Passive barriers for improved air quality in pedestrian zones at adult and child breathing height

Abstract

Pedestrians are increasingly affected by air pollution, primarily due to vehicular emissions in densely populated areas. This issue motivates the exploration of passive solutions to improve air quality in pedestrian zones at heights relevant to adults and children. Existing literature indicates a significant gap in understanding the effectiveness of low lying barrier configurations in mitigating pollutant concentrations within pedestrian zones. This study aims to address this gap by investigating the impact of different barrier designs at both adult and child breathing levels and to assess whether their inclusion applies to both the leeward and the windward pedestrian zones.
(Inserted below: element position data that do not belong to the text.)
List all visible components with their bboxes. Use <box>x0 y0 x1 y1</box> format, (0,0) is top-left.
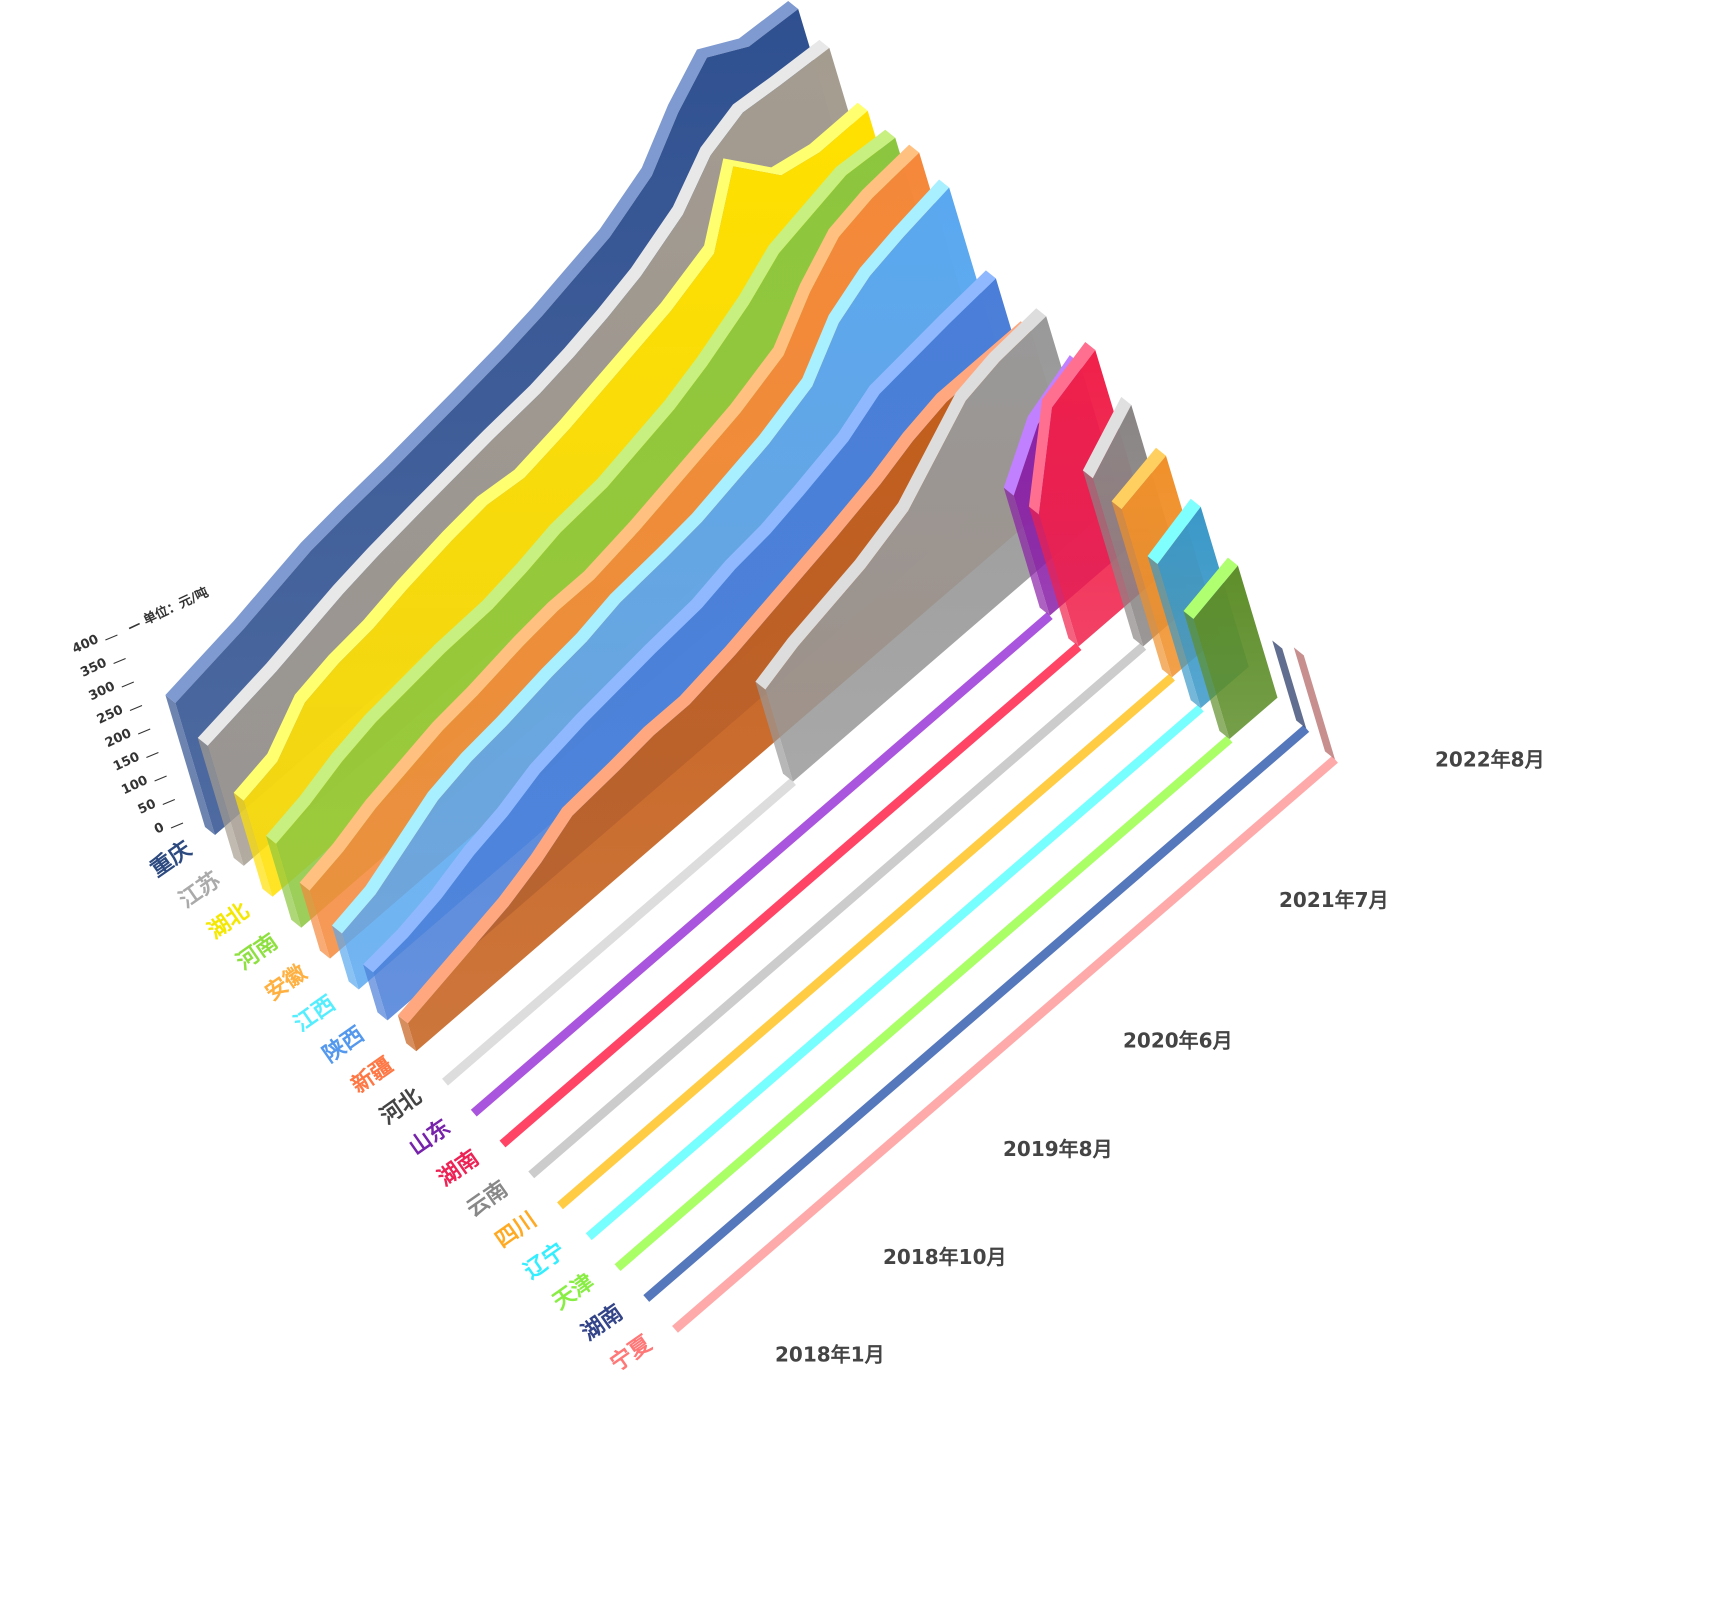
y-tick-mark <box>154 775 167 782</box>
series-label: 江苏 <box>174 867 225 914</box>
top-edge <box>1082 396 1132 479</box>
zero-baseline <box>585 704 1204 1241</box>
top-edge <box>1028 342 1096 515</box>
series-label: 新疆 <box>347 1052 398 1099</box>
zero-baseline <box>528 642 1147 1179</box>
x-tick-label: 2019年8月 <box>1003 1137 1113 1161</box>
zero-baseline <box>643 725 1310 1302</box>
y-tick-label: 350 <box>78 656 109 681</box>
y-tick-label: 200 <box>103 726 134 751</box>
top-edge <box>755 308 1047 690</box>
top-edge <box>1111 447 1166 510</box>
side-face <box>331 925 359 990</box>
y-tick-mark <box>138 728 151 735</box>
y-tick-label: 300 <box>87 679 118 704</box>
x-tick-label: 2018年10月 <box>883 1245 1007 1269</box>
zero-baseline <box>499 643 1082 1148</box>
side-face <box>1082 470 1144 647</box>
top-edge <box>1183 557 1238 620</box>
zero-baseline <box>672 755 1338 1333</box>
area-face <box>341 187 1019 990</box>
series-15 <box>614 557 1278 1272</box>
x-axis: 2018年1月 2018年10月 2019年8月 2020年6月 2021年7月 2022… <box>775 747 1545 1366</box>
y-tick-mark <box>121 681 134 688</box>
series-label: 安徽 <box>261 959 313 1006</box>
y-axis-title: — 单位：元/吨 <box>125 584 211 635</box>
x-tick-label: 2021年7月 <box>1279 888 1389 912</box>
series-label: 重庆 <box>146 836 197 883</box>
zero-baseline <box>614 735 1233 1272</box>
side-face <box>299 882 330 959</box>
series-layer <box>165 1 1338 1333</box>
series-7 <box>363 270 1048 1021</box>
series-label: 陕西 <box>319 1022 369 1068</box>
top-edge <box>165 1 799 703</box>
y-tick-label: 100 <box>119 773 150 798</box>
series-label: 湖南 <box>577 1300 627 1346</box>
x-tick-label: 2022年8月 <box>1435 747 1545 771</box>
series-9 <box>442 308 1105 1086</box>
series-label: 四川 <box>491 1208 541 1254</box>
x-tick-label: 2018年1月 <box>775 1342 885 1366</box>
side-face <box>1147 556 1201 709</box>
series-label: 河北 <box>376 1084 426 1130</box>
series-16 <box>643 640 1310 1302</box>
top-edge <box>363 270 996 973</box>
side-face <box>1111 501 1172 678</box>
y-tick-mark <box>113 658 126 664</box>
side-face <box>1183 611 1230 740</box>
top-edge <box>299 144 920 891</box>
side-face <box>1272 640 1307 729</box>
side-face <box>1293 647 1335 760</box>
y-tick-mark <box>105 634 118 641</box>
y-tick-label: 400 <box>70 632 101 657</box>
top-edge <box>197 39 830 746</box>
series-label: 山东 <box>404 1114 455 1161</box>
area-face <box>1193 565 1278 740</box>
y-tick-label: 250 <box>95 703 126 728</box>
y-tick-mark <box>146 752 159 758</box>
y-tick-mark <box>170 822 184 829</box>
y-tick-label: 50 <box>136 797 159 818</box>
series-label: 辽宁 <box>519 1238 570 1285</box>
y-tick-label: 150 <box>111 750 142 775</box>
series-label: 天津 <box>548 1269 599 1316</box>
top-edge <box>1147 498 1201 565</box>
top-edge <box>397 321 1031 1024</box>
series-6 <box>331 179 1019 990</box>
series-label: 云南 <box>462 1177 512 1223</box>
series-label: 湖北 <box>204 899 254 945</box>
series-label: 江西 <box>290 991 340 1037</box>
side-face <box>397 1015 417 1052</box>
series-label: 河南 <box>232 930 282 976</box>
side-face <box>755 681 793 782</box>
zero-baseline <box>557 673 1175 1210</box>
series-17 <box>672 647 1338 1333</box>
top-edge <box>266 129 896 844</box>
area-face <box>765 316 1105 782</box>
zero-baseline <box>442 778 796 1086</box>
x-tick-label: 2020年6月 <box>1123 1029 1233 1053</box>
zero-baseline <box>470 612 1053 1117</box>
side-face <box>1003 487 1050 616</box>
side-face <box>363 964 388 1021</box>
side-face <box>1028 506 1079 647</box>
side-face <box>233 792 273 897</box>
y-tick-mark <box>162 799 175 805</box>
side-face <box>197 737 244 866</box>
y-tick-mark <box>129 705 143 711</box>
side-face <box>165 695 215 835</box>
series-label: 宁夏 <box>606 1330 658 1377</box>
top-edge <box>331 179 950 934</box>
series-label: 湖南 <box>434 1146 484 1192</box>
area-face <box>373 278 1048 1021</box>
side-face <box>266 835 302 928</box>
y-tick-label: 0 <box>152 820 167 837</box>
We employed a Computational Fluid Dynamics (CFD) methodology, validated with site measurements, to simulate the aerodynamic effects of various barrier configurations on gaseous (NO2 ) pollutant dispersion in a typical urban street canyon. The barriers examined include fully vegetative, mixed solid-vegetative barriers and their segmented variants. Key results from our simulations indicate that fully vegetative barriers significantly reduce pollutant concentrations at both child and adult breathing heights by 70% and 50%, while partly solid barriers cause stagnation points that are detrimental particularly to children. The impact of this research is particularly relevant to urban planners seeking to implement effective green infrastructure in street canyon-like urban zones.